The Soundscapes of #Tanzania by John von Daler

                We were touring Tanzania, playing concerts for the good Danes who give a helping hand there. In Arusha the hotel restaurant was to be our auditorium. Kilimanjaro loomed in the distance, too big for our horizon.

                We had not taken along our own mixer, amplifiers and loudspeakers. Traveling light, we borrowed equipment everywhere we went.
                Here in Arusha we were to use the gear owned by the hotel's own orchestra, young Tanzanian men who played every night from twelve to five.
                On the afternoon of our concert we went down to set up our instruments and to try to find our usual very, very natural, acoustic sound on the new equipment.
                We entered the restaurant and went to the little three by four stage at one end of the concrete room. Everything got plugged in all right and we started playing while we took turns flipping switches and turning dials, trying to find that imperceptible sound that leaves the audience almost ignorant of there being any amplification at all.
                We were just about to find the right setting when one of the young musicians walked in. He listened a few minutes and then came up to us.
                "Look," he said. "Go up to your rooms and relax. When you come down to play, it will be perfect."
                As we had been on the verge of success, we accepted his offer to run the last mile for us and went up to take a nap.
                When we entered the packed restaurant at eight o'clock we plugged in our instruments and started what in concert usually is a sort of quiet introduction, like the first movement of Mahler's First Symphony, but metamorphosed into a folk trio with violin, accordion and guitar: morning on the Danish coast, Sweden in the distance half hidden in haze, seagulls swooping down in graceful glissandi.
                Tonight, however, the Danish morn had turned into Woodstock, as if Jimmi himself were puffing and panting out the feedback, interference, distortion and bad-ass echo of a stock-car race in a thunderstorm.
                We threw everything down and worked feverishly to regain our usual sedateness.

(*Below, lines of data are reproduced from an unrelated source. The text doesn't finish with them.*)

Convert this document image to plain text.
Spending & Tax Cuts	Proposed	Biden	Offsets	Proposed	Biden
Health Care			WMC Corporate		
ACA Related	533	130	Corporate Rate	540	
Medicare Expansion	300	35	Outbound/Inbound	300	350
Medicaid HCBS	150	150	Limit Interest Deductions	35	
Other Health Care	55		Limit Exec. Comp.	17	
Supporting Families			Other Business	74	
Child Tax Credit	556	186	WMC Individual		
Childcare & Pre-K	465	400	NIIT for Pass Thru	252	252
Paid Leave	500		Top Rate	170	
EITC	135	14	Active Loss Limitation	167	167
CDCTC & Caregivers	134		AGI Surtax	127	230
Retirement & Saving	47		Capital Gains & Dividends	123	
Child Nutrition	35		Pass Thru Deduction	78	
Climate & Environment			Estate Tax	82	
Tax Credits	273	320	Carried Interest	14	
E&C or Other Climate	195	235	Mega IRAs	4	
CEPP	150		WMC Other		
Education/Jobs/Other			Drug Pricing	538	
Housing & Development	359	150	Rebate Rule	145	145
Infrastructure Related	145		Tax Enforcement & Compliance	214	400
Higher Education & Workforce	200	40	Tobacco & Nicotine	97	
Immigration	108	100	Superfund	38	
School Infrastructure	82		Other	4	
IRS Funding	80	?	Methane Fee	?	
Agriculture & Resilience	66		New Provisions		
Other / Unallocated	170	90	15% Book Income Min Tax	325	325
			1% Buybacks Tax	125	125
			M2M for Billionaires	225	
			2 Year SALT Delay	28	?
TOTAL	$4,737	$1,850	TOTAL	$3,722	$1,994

Our audience seemed to be understanding and patient.
                It occurred to me later that what we had experienced probably was not so much a difference in international tastes, as a difference in ways of being between the rich and the poor. Perhaps this sound equipment was one of the very few to be found in Tanzania. Perhaps the band had been saving for years to import it from Cairo or Johannesburg. Who were we to talk about sound? If you have been waiting for years to get a magnificent bang, then there is no reason to disguise it as a whimper. Perhaps that band had thought, Let the Tanzanians know that we make sounds like nothing they have ever heard before!
                And let the boring Europeans keep their good taste in a locked case deep down in their bank vault. Oh, but watch out; there might be an echo down there, too.